Galileo Galilei first discovered Saturn in 1610. He described its rings as “handles.” Conveniently, Dutch mathematician Christiaan Huygens also reported seeing Saturn, which he once described as having “a thin flat ring which nowhere touches the body.”
Though all gaseous planets have rings, Saturn's are by far the most recognizable. Unlike the other 'gas giants,' Saturn is visible from Earth's surface. This large planet is nine times the size of Earth.
Saturn’s rings consist of ice chunks, countless molecules, rock chunks, and space dust. They are brighter than the rings of other planets because they are tipped toward Earth.
Saturn is located between Jupiter and Neptune, and the planet's diameter is 120,000 kilometers. It has a density of 0.69 grams cubic altimeters, which is less than water. Saturn’s surface is -178 degrees Celsius and its orbital distance from Earth is 1.3 billion kilometers.

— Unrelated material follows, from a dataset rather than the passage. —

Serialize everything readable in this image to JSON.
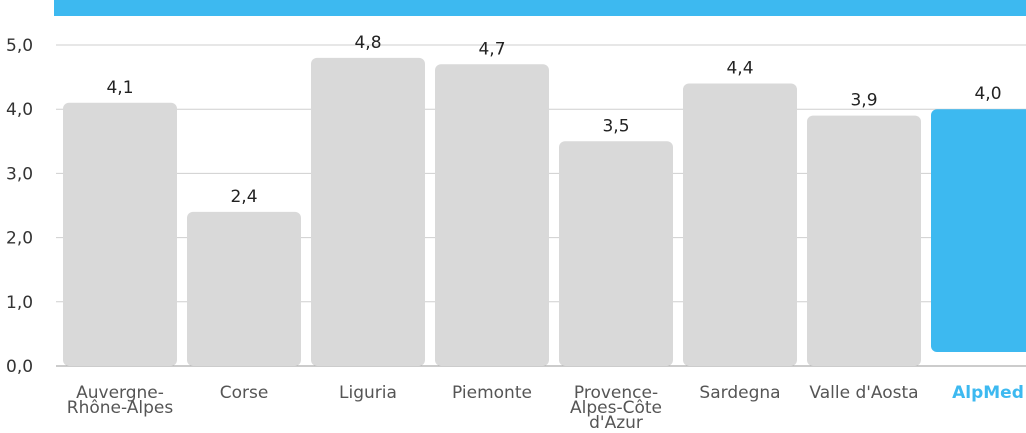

Saturn is made up of three main layers: the outer mantle, core, and inner mantle. Each layer is composed of hydrogen-rich compounds, like ammonia ice, ammonium hydrosulfide ice, and water ice. Saturn's outer layer is composed of hydrogen gas that has been pressured into liquid hydrogen. Its core is made of solid ice and is 11,700 degrees Celcius. Saturn's inner mantle is primarily made of metallic hydrogen, which cannot be found on Earth because it forms in space due to high pressure. To wrap it all up, the outer shell of Saturn is made of a thick layer of ice.
Saturn is an awesome planet for many reasons, especially because of its history and how unique it is in comparison to other planets.